Elsa dug in. Rachelle, nibbling, said, ‘I still hate you.’
They’d been roommates at Wellesley, where Rachelle’s weight had fluctuated radically. She was either gaining or losing while acquiring no fixed shape of her own. At present she was in her hefty mode.
‘You look great,’ Elsa said.
‘No, you do. I know exactly what I look like. What did you want to see me about?’
‘My writing.’
‘How did I guess?’ Rachelle was an editor at Little, Brown. ‘I’ll give you my standard speech. The bare bones of all stories have been rattled since we first began spinning tales. It’s language that keeps stories going, that refreshes and renews them.

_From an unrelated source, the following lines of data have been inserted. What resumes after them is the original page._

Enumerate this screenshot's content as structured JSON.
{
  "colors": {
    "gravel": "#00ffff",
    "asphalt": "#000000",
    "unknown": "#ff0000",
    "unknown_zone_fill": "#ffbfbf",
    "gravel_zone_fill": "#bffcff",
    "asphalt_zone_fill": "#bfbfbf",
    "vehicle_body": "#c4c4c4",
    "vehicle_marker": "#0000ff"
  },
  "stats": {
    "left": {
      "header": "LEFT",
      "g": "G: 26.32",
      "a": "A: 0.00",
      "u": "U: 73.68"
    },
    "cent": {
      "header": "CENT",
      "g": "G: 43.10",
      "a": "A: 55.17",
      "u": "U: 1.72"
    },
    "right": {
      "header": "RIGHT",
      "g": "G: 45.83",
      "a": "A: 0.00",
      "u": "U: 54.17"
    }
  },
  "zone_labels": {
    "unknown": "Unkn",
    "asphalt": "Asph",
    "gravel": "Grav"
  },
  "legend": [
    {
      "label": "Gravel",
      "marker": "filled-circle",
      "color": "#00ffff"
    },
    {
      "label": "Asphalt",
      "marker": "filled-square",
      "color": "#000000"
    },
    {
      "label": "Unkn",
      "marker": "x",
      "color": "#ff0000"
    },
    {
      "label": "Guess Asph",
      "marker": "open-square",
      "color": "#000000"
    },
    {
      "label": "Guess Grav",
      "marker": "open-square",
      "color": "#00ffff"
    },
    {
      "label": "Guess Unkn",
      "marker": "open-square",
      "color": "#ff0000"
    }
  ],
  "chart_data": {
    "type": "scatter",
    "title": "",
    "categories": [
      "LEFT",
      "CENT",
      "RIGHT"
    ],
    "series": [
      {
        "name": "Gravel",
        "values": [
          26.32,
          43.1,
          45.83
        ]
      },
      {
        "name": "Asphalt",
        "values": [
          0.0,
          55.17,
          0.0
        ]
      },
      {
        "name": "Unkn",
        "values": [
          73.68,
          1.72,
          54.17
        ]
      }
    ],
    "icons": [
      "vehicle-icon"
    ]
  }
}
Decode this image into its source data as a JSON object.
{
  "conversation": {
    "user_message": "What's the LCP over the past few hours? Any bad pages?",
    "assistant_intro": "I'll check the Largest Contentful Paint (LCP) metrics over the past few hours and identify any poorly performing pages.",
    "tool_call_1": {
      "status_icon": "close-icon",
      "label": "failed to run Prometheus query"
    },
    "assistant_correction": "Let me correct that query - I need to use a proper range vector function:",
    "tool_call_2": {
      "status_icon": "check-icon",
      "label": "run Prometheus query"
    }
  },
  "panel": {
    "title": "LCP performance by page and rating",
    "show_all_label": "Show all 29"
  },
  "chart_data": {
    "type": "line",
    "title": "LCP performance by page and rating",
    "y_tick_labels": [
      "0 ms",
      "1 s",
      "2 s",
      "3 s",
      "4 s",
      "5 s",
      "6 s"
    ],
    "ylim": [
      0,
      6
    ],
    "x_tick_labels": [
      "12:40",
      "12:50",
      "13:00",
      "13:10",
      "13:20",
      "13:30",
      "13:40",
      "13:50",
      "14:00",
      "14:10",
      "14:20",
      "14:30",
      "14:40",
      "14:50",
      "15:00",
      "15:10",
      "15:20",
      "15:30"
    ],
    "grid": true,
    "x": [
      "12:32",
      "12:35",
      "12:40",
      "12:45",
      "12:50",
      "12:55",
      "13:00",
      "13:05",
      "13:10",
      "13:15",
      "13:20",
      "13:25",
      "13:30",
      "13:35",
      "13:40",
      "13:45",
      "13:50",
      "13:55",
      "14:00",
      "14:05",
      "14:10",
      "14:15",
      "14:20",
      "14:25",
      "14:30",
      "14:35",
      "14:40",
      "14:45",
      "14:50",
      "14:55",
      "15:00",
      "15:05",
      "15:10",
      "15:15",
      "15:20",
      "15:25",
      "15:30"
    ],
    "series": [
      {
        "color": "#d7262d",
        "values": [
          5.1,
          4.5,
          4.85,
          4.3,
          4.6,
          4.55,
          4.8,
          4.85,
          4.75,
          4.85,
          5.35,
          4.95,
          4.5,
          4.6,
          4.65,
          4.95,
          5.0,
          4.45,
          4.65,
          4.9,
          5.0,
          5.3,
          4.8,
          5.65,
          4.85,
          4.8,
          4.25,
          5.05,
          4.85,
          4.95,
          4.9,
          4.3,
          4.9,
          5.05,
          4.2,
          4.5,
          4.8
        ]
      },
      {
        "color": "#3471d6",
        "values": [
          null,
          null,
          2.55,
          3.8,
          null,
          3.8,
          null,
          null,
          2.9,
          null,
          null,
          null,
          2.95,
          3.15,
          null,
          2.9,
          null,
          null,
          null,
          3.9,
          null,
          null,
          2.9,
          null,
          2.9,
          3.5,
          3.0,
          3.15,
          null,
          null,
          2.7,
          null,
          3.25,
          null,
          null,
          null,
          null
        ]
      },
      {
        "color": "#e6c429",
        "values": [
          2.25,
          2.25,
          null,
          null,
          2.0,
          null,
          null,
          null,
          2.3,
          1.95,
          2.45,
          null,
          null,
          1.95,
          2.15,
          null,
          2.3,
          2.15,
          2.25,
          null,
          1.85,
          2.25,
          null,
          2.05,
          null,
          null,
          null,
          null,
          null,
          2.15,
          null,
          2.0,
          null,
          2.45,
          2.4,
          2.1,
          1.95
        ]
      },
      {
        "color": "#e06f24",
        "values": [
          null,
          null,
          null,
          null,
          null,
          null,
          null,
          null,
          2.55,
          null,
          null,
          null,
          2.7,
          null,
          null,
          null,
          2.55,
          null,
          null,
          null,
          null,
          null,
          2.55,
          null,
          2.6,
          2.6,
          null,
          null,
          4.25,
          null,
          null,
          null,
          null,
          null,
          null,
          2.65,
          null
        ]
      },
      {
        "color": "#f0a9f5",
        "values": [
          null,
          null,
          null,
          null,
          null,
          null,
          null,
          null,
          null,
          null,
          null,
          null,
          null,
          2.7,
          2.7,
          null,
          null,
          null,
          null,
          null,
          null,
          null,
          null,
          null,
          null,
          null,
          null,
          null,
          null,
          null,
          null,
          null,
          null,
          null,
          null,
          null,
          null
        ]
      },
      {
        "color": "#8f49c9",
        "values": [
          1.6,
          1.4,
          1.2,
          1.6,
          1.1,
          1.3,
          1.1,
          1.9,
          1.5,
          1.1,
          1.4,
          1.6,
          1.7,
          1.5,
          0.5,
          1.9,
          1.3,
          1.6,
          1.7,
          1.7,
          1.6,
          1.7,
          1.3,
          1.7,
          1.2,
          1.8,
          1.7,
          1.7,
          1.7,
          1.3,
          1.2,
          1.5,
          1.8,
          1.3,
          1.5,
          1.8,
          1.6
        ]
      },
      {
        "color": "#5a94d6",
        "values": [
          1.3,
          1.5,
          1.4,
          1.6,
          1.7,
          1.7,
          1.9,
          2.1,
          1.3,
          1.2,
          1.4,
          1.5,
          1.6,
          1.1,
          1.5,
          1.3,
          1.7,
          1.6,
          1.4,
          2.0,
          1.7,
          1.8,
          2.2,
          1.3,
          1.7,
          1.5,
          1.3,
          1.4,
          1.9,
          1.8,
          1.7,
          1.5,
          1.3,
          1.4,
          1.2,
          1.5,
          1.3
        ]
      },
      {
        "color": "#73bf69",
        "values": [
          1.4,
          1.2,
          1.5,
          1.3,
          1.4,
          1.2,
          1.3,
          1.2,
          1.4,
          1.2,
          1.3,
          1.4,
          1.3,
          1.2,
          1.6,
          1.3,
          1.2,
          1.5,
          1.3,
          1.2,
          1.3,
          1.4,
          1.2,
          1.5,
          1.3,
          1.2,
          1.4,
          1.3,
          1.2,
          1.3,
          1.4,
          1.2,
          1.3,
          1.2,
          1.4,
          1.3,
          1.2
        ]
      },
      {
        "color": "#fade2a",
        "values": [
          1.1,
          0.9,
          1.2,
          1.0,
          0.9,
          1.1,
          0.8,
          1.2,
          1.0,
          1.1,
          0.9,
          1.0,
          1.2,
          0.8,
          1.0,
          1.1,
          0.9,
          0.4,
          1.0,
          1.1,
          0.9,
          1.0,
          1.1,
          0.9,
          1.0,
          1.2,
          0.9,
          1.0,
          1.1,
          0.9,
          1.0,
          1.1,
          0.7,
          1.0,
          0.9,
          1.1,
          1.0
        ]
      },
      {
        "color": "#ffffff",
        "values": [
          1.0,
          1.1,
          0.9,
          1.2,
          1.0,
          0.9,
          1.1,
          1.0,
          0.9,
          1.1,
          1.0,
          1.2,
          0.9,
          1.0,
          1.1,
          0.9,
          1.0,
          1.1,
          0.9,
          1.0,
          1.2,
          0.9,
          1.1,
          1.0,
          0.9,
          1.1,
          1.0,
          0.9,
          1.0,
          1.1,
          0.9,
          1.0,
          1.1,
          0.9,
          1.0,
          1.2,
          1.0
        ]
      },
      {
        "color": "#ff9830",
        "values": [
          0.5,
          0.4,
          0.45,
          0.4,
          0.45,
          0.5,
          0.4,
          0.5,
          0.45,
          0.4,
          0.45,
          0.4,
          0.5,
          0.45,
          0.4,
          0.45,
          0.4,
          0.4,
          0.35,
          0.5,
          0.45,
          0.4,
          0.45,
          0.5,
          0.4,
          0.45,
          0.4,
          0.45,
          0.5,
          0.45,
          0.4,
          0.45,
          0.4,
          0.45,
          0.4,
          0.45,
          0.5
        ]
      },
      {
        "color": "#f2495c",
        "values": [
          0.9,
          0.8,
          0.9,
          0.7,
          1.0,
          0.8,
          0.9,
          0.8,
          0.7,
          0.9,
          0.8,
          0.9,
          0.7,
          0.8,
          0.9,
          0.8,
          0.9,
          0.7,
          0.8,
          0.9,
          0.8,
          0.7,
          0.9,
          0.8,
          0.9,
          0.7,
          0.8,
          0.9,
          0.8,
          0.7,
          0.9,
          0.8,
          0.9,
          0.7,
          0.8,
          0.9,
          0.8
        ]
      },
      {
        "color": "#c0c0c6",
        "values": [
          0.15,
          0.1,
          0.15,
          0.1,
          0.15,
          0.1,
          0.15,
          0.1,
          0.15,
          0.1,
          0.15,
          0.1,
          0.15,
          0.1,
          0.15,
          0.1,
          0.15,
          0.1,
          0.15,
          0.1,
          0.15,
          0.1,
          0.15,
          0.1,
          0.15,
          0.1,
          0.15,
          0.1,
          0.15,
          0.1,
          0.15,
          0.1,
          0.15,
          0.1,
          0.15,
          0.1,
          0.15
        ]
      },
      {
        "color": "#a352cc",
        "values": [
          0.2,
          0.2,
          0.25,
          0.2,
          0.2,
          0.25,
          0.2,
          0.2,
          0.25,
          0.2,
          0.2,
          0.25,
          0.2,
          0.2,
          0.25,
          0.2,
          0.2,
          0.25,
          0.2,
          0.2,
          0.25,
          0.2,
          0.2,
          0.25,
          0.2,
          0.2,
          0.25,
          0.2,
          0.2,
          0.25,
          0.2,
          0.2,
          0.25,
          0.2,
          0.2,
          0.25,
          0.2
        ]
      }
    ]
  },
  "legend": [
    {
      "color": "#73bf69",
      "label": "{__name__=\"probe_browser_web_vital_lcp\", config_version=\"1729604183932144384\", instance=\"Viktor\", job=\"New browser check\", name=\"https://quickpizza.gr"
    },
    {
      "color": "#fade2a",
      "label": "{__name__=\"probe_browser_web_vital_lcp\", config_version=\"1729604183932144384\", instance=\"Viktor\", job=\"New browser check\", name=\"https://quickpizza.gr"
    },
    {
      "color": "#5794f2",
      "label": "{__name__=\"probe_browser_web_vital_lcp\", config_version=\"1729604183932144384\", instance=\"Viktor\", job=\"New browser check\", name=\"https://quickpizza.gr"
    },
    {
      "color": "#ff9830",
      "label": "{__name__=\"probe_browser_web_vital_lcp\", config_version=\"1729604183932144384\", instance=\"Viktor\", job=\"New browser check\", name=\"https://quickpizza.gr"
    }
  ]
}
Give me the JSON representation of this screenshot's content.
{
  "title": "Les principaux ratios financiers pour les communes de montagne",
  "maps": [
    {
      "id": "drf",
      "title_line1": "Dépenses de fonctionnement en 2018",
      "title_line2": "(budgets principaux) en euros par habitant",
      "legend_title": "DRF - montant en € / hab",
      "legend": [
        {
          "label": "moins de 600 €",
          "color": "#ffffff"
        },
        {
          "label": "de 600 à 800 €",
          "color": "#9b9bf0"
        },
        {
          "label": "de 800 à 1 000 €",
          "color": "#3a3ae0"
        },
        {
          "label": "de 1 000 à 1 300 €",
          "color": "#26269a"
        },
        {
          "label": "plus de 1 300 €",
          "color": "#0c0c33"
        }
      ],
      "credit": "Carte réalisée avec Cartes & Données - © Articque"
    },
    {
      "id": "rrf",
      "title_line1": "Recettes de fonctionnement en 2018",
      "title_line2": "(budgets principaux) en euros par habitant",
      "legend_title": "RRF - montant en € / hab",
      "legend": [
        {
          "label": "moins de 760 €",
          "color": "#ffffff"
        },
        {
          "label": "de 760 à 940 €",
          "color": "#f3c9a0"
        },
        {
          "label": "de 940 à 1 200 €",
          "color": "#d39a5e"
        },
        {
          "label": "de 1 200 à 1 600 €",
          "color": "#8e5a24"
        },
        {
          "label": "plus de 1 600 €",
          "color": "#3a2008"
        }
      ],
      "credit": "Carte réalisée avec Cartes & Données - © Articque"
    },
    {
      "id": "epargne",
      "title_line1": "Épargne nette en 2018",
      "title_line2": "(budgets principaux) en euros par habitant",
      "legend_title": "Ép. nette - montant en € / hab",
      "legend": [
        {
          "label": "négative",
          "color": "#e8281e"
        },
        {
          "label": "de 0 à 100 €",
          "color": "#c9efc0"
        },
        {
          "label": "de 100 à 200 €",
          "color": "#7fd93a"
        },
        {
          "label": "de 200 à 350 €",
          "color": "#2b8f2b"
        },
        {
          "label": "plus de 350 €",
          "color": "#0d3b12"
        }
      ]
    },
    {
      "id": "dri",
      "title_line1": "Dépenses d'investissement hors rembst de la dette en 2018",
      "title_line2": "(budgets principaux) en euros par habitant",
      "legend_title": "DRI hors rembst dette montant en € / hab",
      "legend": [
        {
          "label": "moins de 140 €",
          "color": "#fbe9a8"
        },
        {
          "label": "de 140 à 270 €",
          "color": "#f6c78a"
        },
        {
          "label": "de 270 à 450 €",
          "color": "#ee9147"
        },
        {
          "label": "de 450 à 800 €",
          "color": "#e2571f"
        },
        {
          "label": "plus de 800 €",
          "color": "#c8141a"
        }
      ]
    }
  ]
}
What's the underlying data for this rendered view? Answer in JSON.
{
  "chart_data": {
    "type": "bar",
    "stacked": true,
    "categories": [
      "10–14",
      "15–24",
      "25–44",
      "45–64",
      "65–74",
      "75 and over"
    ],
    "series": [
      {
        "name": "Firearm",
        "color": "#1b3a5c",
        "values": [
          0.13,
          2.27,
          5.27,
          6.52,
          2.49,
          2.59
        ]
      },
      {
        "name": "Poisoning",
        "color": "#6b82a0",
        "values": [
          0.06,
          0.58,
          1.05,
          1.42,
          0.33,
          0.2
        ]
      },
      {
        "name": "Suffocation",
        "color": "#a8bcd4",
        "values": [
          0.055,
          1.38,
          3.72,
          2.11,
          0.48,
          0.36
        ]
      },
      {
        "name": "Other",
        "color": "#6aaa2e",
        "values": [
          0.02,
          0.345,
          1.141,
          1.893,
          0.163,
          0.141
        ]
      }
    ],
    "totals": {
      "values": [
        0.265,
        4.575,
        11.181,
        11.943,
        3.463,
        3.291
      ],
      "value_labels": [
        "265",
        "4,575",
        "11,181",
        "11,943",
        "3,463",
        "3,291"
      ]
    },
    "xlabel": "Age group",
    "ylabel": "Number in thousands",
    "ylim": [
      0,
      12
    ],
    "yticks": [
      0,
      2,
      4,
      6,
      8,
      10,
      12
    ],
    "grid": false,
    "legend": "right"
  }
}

Language is a breathing thing, forever changing, shifting meanings, creating hues, adding nuances. That’s your strength, Elsa. You write beautiful prose.’
‘Then why did you reject my manuscript?’
‘Let me finish. I read every word of it. You compose a sentence in the shape of a woman, full of grace and charm and flashes of intuition. A masculine sentence delivers the force of the obvious, but yours carries the delight of the unexpected.’
Elsa dabbed her mouth with a napkin. ‘I’m waiting for the other shoe.’
Rachelle pointed. ‘Are you going to finish that?’
‘It’s yours.’ Elsa shoved her plate forward. ‘Okay, let it drop.’
‘This is delicious.’
‘Rachelle. Please!’
‘Your stuff is too introspective, too airtight. How to put this? Your stories are like hothouse tomatoes. The outdoor taste is lacking. Am I offending you?’
‘No. Go on.’
‘There’s no plot and little movement. And too many of your stories have a vague father figure lurking in the background, more a ghost than a character.’
‘Anything else?’
‘Now you’re angry.’
‘No. I anticipated the criticism.’ Elsa reached into her bag and extracted a folded sheet of paper. Unfolding it, she passed it over to Rachelle. ‘Read this. It’ll take only a minute.’
‘What is it?’ Rachelle donned glasses.
‘Synopsis of something I’ve started.’
Rachelle started scanning it and stopped halfway down. Returning to the beginning, she knitt
ed her brow and read it slowly and carefully to the end. Then she shivered. ‘Jesus, Elsa, where did this come from?’
‘I could make it a short story or work it into a novel. Whatever would feel right.’
Rachelle said nothing.
‘It’s about the unthinkable.’
‘I can see that.’
‘Would Little, Brown be interested?’
Rachelle folded the paper and returned it. ‘I don’t think so, Elsa.’
Behind the wheel of her seldom-used red Toyota, Elsa drove under the speed limit on I-93, with an eye in the rear-view. Any glimpse of a state police cruiser terrorised her. The trip to Haverhill, usually under an hour, took longer than she had planned. The rehab clinic was located near Lake Saltonstall, known to natives as Plug Pond. Flowers, some slain by careless feet, followed a walkway to the entrance. Inside, she knew her way around. Her uncle had a private room with a wide window overlooking a garden. At the open door she could hear the noon news. Peering in, she said, ‘Hello, Uncle Edward.’
Pivoting in a bedside chair, he said, ‘Come in, come in, Elsa. It was just on the news. Count Basie died. He was one of your father’s favorites.’
‘I know.’ She looked down at a large round man wearing a Japanese robe of calligraphic patterns. ‘My mother told me.’
He used a remote to turn off the television. She knew he expected a kiss on the cheek, but she could not bring herself to do it. Instead she drew up a chair and said, ‘How are you doing?’
‘Hard to say. We’re all temporary, Elsa. It’s mortality that gives life value. Immortality would flood the market and I’d be a poor man.’
‘But you’re not, Uncle Edward. You’re rich.’
He smiled with a sigh. ‘But how much control do we have over our lives? Even the wealthy worry about cancer.’
‘You beat yours.’
‘It could come back. Your aunt thinks I’ll live for ever, stroke and all. That may not suit her.’
‘She’s not my aunt.’
‘A shame you two never got along. Your father’s fault. You look too much like him and Marion couldn’t get past that. It was a love-hate thing with her. Jack had that effect on people. God, I miss him.’
Elsa experienced a wave of anxiety. Her uncle had some time ago given her a graduation picture of her father, Haverhill High, class of 1950. In the picture her father stood tall and smiled broadly, as if his world would never end. Quickly she said, ‘Are you comfortable here, Uncle Edward?’